Recuerdo una primavera, adolescentes, nos dieron el día libre en el cole y decidimos ir al campo.
Todo era nuevo y brotaba con fuerza; las flores silvestres, algunos árboles. Nos comía el entusiasmo y nos fuimos acercando hacia un grupo de vacas pastando dóciles.
Una alambrada, la traspasamos así como la edad lo permitía todo y de pronto a lo lejos un gigante negro tragando el viento, con un ímpetu tal, que el pánico, al grito de ¡vamos!, nos hizo volar como cometas, saltar la vaya sin darnos cuenta y ya sin poder más, nos detuvimos... Ahí estaba él, un maravilloso ser de casi dos metros con ojos sabios midiendo la amenaza. Cuánta belleza y armonía.
Nos sentamos. Perplejos no dejábamos de observarlo.

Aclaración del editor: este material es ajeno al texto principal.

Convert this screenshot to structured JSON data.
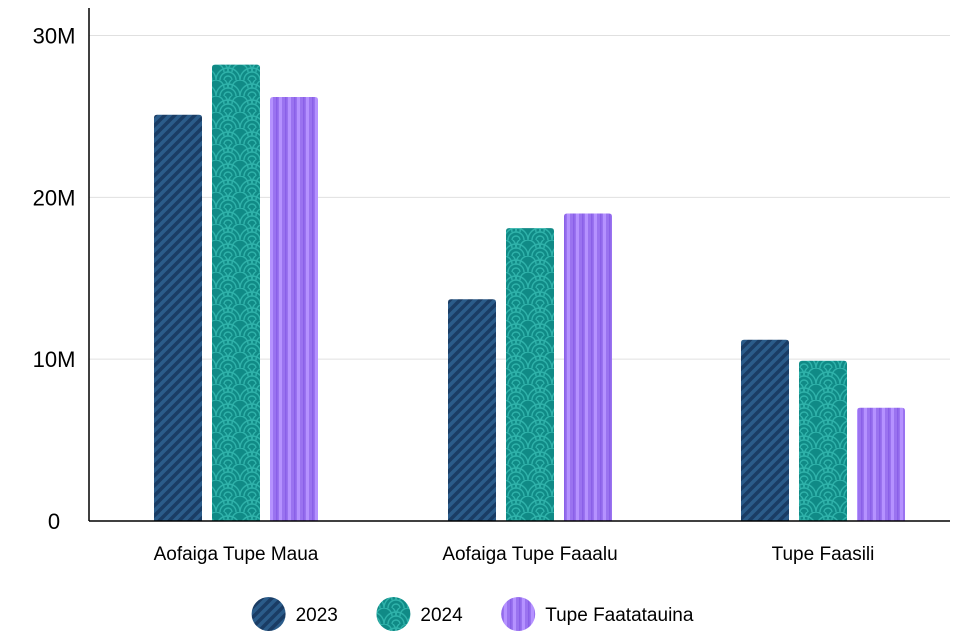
{
  "chart_data": {
    "type": "bar",
    "categories": [
      "Aofaiga Tupe Maua",
      "Aofaiga Tupe Faaalu",
      "Tupe Faasili"
    ],
    "series": [
      {
        "name": "2023",
        "values": [
          25100000,
          13700000,
          11200000
        ],
        "color": "#2b5c8a",
        "pattern": "diagonal-stripes"
      },
      {
        "name": "2024",
        "values": [
          28200000,
          18100000,
          9900000
        ],
        "color": "#108a86",
        "pattern": "scales"
      },
      {
        "name": "Tupe Faatatauina",
        "values": [
          26200000,
          19000000,
          7000000
        ],
        "color": "#9a73f0",
        "pattern": "vertical-stripes"
      }
    ],
    "y_ticks": [
      {
        "value": 0,
        "label": "0"
      },
      {
        "value": 10000000,
        "label": "10M"
      },
      {
        "value": 20000000,
        "label": "20M"
      },
      {
        "value": 30000000,
        "label": "30M"
      }
    ],
    "ylim": [
      0,
      31700000
    ],
    "grid": true,
    "legend": "bottom-center",
    "title": "",
    "xlabel": "",
    "ylabel": ""
  }
}
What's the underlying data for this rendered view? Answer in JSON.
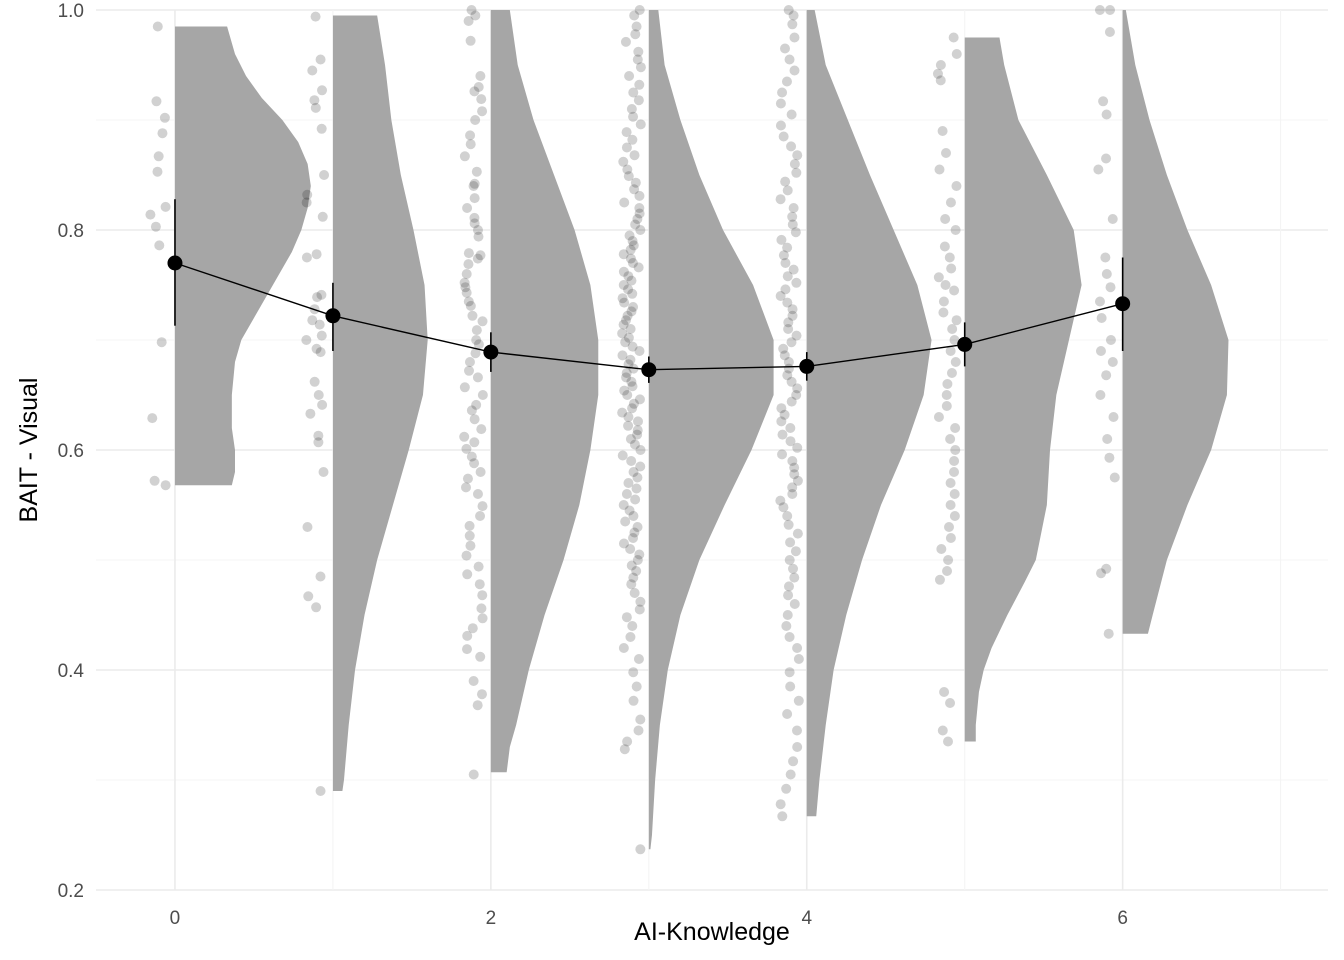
{
  "colors": {
    "background": "#ffffff",
    "grid_major": "#ebebeb",
    "grid_minor": "#f4f4f4",
    "density_fill": "#a6a6a6",
    "point_fill": "#000000",
    "summary": "#000000"
  },
  "chart_data": {
    "type": "raincloud",
    "xlabel": "AI-Knowledge",
    "ylabel": "BAIT - Visual",
    "xlim": [
      -0.5,
      7.3
    ],
    "ylim": [
      0.2,
      1.0
    ],
    "x_ticks": [
      0,
      2,
      4,
      6
    ],
    "y_ticks": [
      0.2,
      0.4,
      0.6,
      0.8,
      1.0
    ],
    "y_tick_labels": [
      "0.2",
      "0.4",
      "0.6",
      "0.8",
      "1.0"
    ],
    "grid": true,
    "means": [
      {
        "x": 0,
        "mean": 0.77,
        "lo": 0.713,
        "hi": 0.828
      },
      {
        "x": 1,
        "mean": 0.722,
        "lo": 0.69,
        "hi": 0.752
      },
      {
        "x": 2,
        "mean": 0.689,
        "lo": 0.671,
        "hi": 0.707
      },
      {
        "x": 3,
        "mean": 0.673,
        "lo": 0.661,
        "hi": 0.685
      },
      {
        "x": 4,
        "mean": 0.676,
        "lo": 0.663,
        "hi": 0.689
      },
      {
        "x": 5,
        "mean": 0.696,
        "lo": 0.676,
        "hi": 0.716
      },
      {
        "x": 6,
        "mean": 0.733,
        "lo": 0.69,
        "hi": 0.775
      }
    ],
    "densities": [
      {
        "x": 0,
        "y": [
          0.568,
          0.58,
          0.6,
          0.62,
          0.65,
          0.68,
          0.7,
          0.72,
          0.75,
          0.78,
          0.8,
          0.82,
          0.84,
          0.86,
          0.88,
          0.9,
          0.92,
          0.94,
          0.96,
          0.985
        ],
        "w": [
          0.36,
          0.38,
          0.38,
          0.36,
          0.36,
          0.38,
          0.42,
          0.5,
          0.62,
          0.74,
          0.8,
          0.84,
          0.86,
          0.84,
          0.78,
          0.68,
          0.55,
          0.45,
          0.38,
          0.33
        ]
      },
      {
        "x": 1,
        "y": [
          0.29,
          0.3,
          0.35,
          0.4,
          0.45,
          0.5,
          0.55,
          0.6,
          0.65,
          0.7,
          0.75,
          0.8,
          0.85,
          0.9,
          0.95,
          0.995
        ],
        "w": [
          0.06,
          0.07,
          0.1,
          0.14,
          0.2,
          0.28,
          0.38,
          0.48,
          0.57,
          0.6,
          0.58,
          0.51,
          0.43,
          0.37,
          0.33,
          0.28
        ]
      },
      {
        "x": 2,
        "y": [
          0.307,
          0.33,
          0.35,
          0.4,
          0.45,
          0.5,
          0.55,
          0.6,
          0.65,
          0.7,
          0.75,
          0.8,
          0.85,
          0.9,
          0.95,
          1.0
        ],
        "w": [
          0.1,
          0.12,
          0.16,
          0.24,
          0.34,
          0.46,
          0.56,
          0.63,
          0.68,
          0.68,
          0.63,
          0.53,
          0.4,
          0.27,
          0.17,
          0.12
        ]
      },
      {
        "x": 3,
        "y": [
          0.237,
          0.25,
          0.3,
          0.35,
          0.4,
          0.45,
          0.5,
          0.55,
          0.6,
          0.65,
          0.7,
          0.75,
          0.8,
          0.85,
          0.9,
          0.95,
          1.0
        ],
        "w": [
          0.01,
          0.02,
          0.04,
          0.07,
          0.12,
          0.2,
          0.32,
          0.48,
          0.65,
          0.79,
          0.79,
          0.66,
          0.47,
          0.32,
          0.2,
          0.1,
          0.06
        ]
      },
      {
        "x": 4,
        "y": [
          0.267,
          0.3,
          0.35,
          0.4,
          0.45,
          0.5,
          0.55,
          0.6,
          0.65,
          0.7,
          0.75,
          0.8,
          0.85,
          0.9,
          0.95,
          1.0
        ],
        "w": [
          0.06,
          0.08,
          0.12,
          0.17,
          0.25,
          0.35,
          0.47,
          0.62,
          0.74,
          0.79,
          0.7,
          0.55,
          0.4,
          0.26,
          0.12,
          0.05
        ]
      },
      {
        "x": 5,
        "y": [
          0.335,
          0.35,
          0.38,
          0.4,
          0.42,
          0.45,
          0.48,
          0.5,
          0.55,
          0.6,
          0.65,
          0.7,
          0.75,
          0.8,
          0.85,
          0.9,
          0.95,
          0.975
        ],
        "w": [
          0.07,
          0.07,
          0.09,
          0.12,
          0.17,
          0.27,
          0.38,
          0.45,
          0.52,
          0.54,
          0.58,
          0.66,
          0.74,
          0.69,
          0.52,
          0.34,
          0.25,
          0.22
        ]
      },
      {
        "x": 6,
        "y": [
          0.433,
          0.45,
          0.5,
          0.55,
          0.6,
          0.65,
          0.7,
          0.75,
          0.8,
          0.85,
          0.9,
          0.95,
          1.0
        ],
        "w": [
          0.16,
          0.19,
          0.28,
          0.41,
          0.56,
          0.66,
          0.67,
          0.56,
          0.41,
          0.28,
          0.17,
          0.08,
          0.02
        ]
      }
    ],
    "points": [
      {
        "x": 0,
        "values": [
          0.985,
          0.917,
          0.902,
          0.888,
          0.867,
          0.853,
          0.821,
          0.814,
          0.803,
          0.786,
          0.698,
          0.629,
          0.572,
          0.568
        ]
      },
      {
        "x": 1,
        "values": [
          0.994,
          0.955,
          0.945,
          0.927,
          0.918,
          0.911,
          0.892,
          0.85,
          0.832,
          0.825,
          0.812,
          0.778,
          0.775,
          0.741,
          0.739,
          0.728,
          0.718,
          0.714,
          0.704,
          0.7,
          0.692,
          0.689,
          0.662,
          0.65,
          0.641,
          0.633,
          0.613,
          0.607,
          0.58,
          0.53,
          0.485,
          0.467,
          0.457,
          0.29
        ]
      },
      {
        "x": 2,
        "values": [
          1.0,
          0.995,
          0.99,
          0.972,
          0.94,
          0.93,
          0.926,
          0.919,
          0.908,
          0.9,
          0.886,
          0.878,
          0.867,
          0.853,
          0.842,
          0.84,
          0.829,
          0.82,
          0.811,
          0.806,
          0.8,
          0.794,
          0.779,
          0.777,
          0.774,
          0.769,
          0.76,
          0.752,
          0.748,
          0.743,
          0.735,
          0.731,
          0.722,
          0.717,
          0.709,
          0.7,
          0.696,
          0.688,
          0.68,
          0.672,
          0.666,
          0.657,
          0.65,
          0.641,
          0.636,
          0.628,
          0.619,
          0.612,
          0.607,
          0.601,
          0.594,
          0.588,
          0.58,
          0.574,
          0.566,
          0.56,
          0.549,
          0.54,
          0.531,
          0.522,
          0.513,
          0.504,
          0.494,
          0.487,
          0.478,
          0.468,
          0.456,
          0.447,
          0.438,
          0.431,
          0.419,
          0.412,
          0.39,
          0.378,
          0.368,
          0.305
        ]
      },
      {
        "x": 3,
        "values": [
          1.0,
          0.995,
          0.985,
          0.978,
          0.971,
          0.962,
          0.955,
          0.948,
          0.94,
          0.932,
          0.925,
          0.918,
          0.91,
          0.903,
          0.896,
          0.889,
          0.882,
          0.875,
          0.868,
          0.862,
          0.855,
          0.849,
          0.843,
          0.837,
          0.831,
          0.825,
          0.82,
          0.815,
          0.81,
          0.805,
          0.8,
          0.795,
          0.79,
          0.786,
          0.782,
          0.778,
          0.774,
          0.77,
          0.766,
          0.762,
          0.758,
          0.754,
          0.75,
          0.746,
          0.742,
          0.738,
          0.734,
          0.73,
          0.726,
          0.722,
          0.718,
          0.714,
          0.71,
          0.706,
          0.702,
          0.698,
          0.694,
          0.69,
          0.686,
          0.682,
          0.678,
          0.674,
          0.67,
          0.666,
          0.662,
          0.658,
          0.654,
          0.65,
          0.646,
          0.642,
          0.638,
          0.634,
          0.63,
          0.626,
          0.622,
          0.618,
          0.614,
          0.61,
          0.605,
          0.6,
          0.595,
          0.59,
          0.585,
          0.58,
          0.575,
          0.57,
          0.565,
          0.56,
          0.555,
          0.55,
          0.545,
          0.54,
          0.535,
          0.53,
          0.525,
          0.52,
          0.515,
          0.51,
          0.505,
          0.5,
          0.495,
          0.49,
          0.484,
          0.478,
          0.47,
          0.462,
          0.455,
          0.448,
          0.44,
          0.43,
          0.42,
          0.41,
          0.398,
          0.385,
          0.372,
          0.355,
          0.345,
          0.335,
          0.328,
          0.237
        ]
      },
      {
        "x": 4,
        "values": [
          1.0,
          0.995,
          0.987,
          0.975,
          0.965,
          0.955,
          0.945,
          0.935,
          0.925,
          0.915,
          0.905,
          0.895,
          0.885,
          0.876,
          0.868,
          0.86,
          0.852,
          0.844,
          0.836,
          0.828,
          0.82,
          0.812,
          0.805,
          0.798,
          0.791,
          0.784,
          0.777,
          0.77,
          0.764,
          0.758,
          0.752,
          0.746,
          0.74,
          0.734,
          0.728,
          0.722,
          0.716,
          0.71,
          0.704,
          0.698,
          0.692,
          0.686,
          0.68,
          0.674,
          0.668,
          0.662,
          0.656,
          0.65,
          0.644,
          0.638,
          0.632,
          0.626,
          0.62,
          0.614,
          0.608,
          0.602,
          0.596,
          0.59,
          0.584,
          0.578,
          0.572,
          0.566,
          0.56,
          0.554,
          0.548,
          0.54,
          0.532,
          0.524,
          0.516,
          0.508,
          0.5,
          0.492,
          0.484,
          0.476,
          0.468,
          0.46,
          0.45,
          0.44,
          0.43,
          0.42,
          0.41,
          0.398,
          0.385,
          0.372,
          0.36,
          0.345,
          0.33,
          0.317,
          0.305,
          0.292,
          0.278,
          0.267
        ]
      },
      {
        "x": 5,
        "values": [
          0.975,
          0.96,
          0.95,
          0.942,
          0.936,
          0.89,
          0.87,
          0.855,
          0.84,
          0.825,
          0.81,
          0.8,
          0.785,
          0.775,
          0.765,
          0.757,
          0.75,
          0.745,
          0.735,
          0.725,
          0.718,
          0.71,
          0.7,
          0.69,
          0.68,
          0.67,
          0.66,
          0.65,
          0.64,
          0.63,
          0.62,
          0.61,
          0.6,
          0.59,
          0.58,
          0.57,
          0.56,
          0.55,
          0.54,
          0.53,
          0.52,
          0.51,
          0.5,
          0.49,
          0.482,
          0.38,
          0.37,
          0.345,
          0.335
        ]
      },
      {
        "x": 6,
        "values": [
          1.0,
          1.0,
          0.98,
          0.917,
          0.905,
          0.865,
          0.855,
          0.81,
          0.775,
          0.76,
          0.748,
          0.735,
          0.72,
          0.7,
          0.69,
          0.68,
          0.668,
          0.65,
          0.63,
          0.61,
          0.593,
          0.575,
          0.492,
          0.488,
          0.433
        ]
      }
    ]
  }
}
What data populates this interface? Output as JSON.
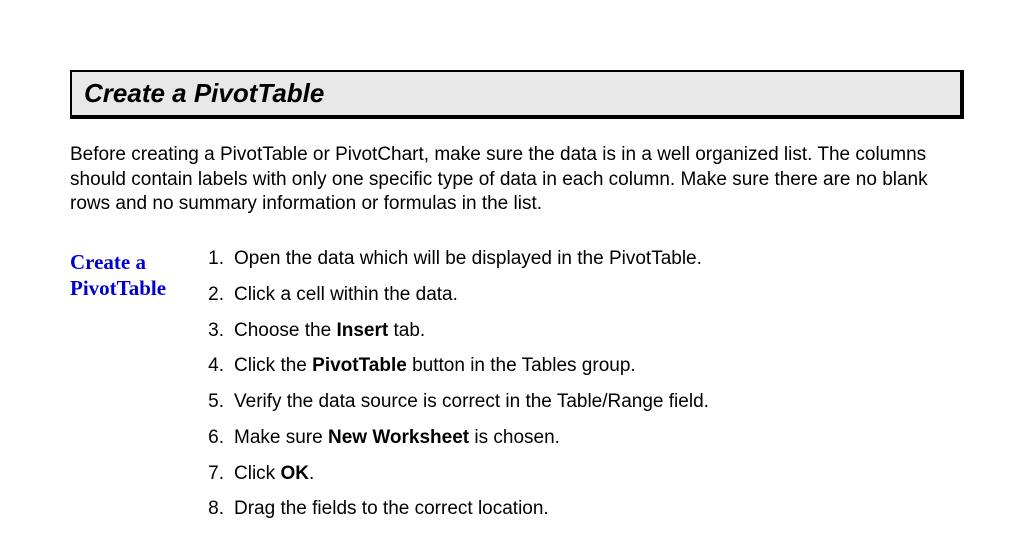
{
  "heading": "Create a PivotTable",
  "intro": "Before creating a PivotTable or PivotChart, make sure the data is in a well organized list.  The columns should contain labels with only one specific type of data in each column.  Make sure there are no blank rows and no summary information or formulas in the list.",
  "side_label_line1": "Create a",
  "side_label_line2": "PivotTable",
  "steps": {
    "s1": {
      "n": "1.",
      "pre": "Open the data which will be displayed in the PivotTable.",
      "bold": "",
      "post": ""
    },
    "s2": {
      "n": "2.",
      "pre": "Click a cell within the data.",
      "bold": "",
      "post": ""
    },
    "s3": {
      "n": "3.",
      "pre": "Choose the ",
      "bold": "Insert",
      "post": " tab."
    },
    "s4": {
      "n": "4.",
      "pre": "Click the ",
      "bold": "PivotTable",
      "post": " button in the Tables group."
    },
    "s5": {
      "n": "5.",
      "pre": "Verify the data source is correct in the Table/Range field.",
      "bold": "",
      "post": ""
    },
    "s6": {
      "n": "6.",
      "pre": "Make sure ",
      "bold": "New Worksheet",
      "post": " is chosen."
    },
    "s7": {
      "n": "7.",
      "pre": "Click ",
      "bold": "OK",
      "post": "."
    },
    "s8": {
      "n": "8.",
      "pre": "Drag the fields to the correct location.",
      "bold": "",
      "post": ""
    }
  },
  "colors": {
    "heading_bg": "#e8e8e8",
    "heading_border": "#000000",
    "side_label": "#0000cc",
    "text": "#000000",
    "page_bg": "#ffffff"
  },
  "fonts": {
    "body_family": "Arial, Helvetica, sans-serif",
    "side_family": "Times New Roman, Times, serif",
    "heading_size_pt": 20,
    "body_size_pt": 14,
    "side_size_pt": 16
  }
}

Siguió quieto hasta que comenzó a relajarse caminando despacio y regio entre las vacas en ese territorio que debía proteger.
Jamás olvidaré.
Nos quedamos allí mismo; sacamos las provisiones y agua fresca, la brisa joven con perfumes nuevos y la risas viajando entre los árboles, por la vida, por la belleza, por la amistad. Junto a las vacas pastando y a su toro majestuoso.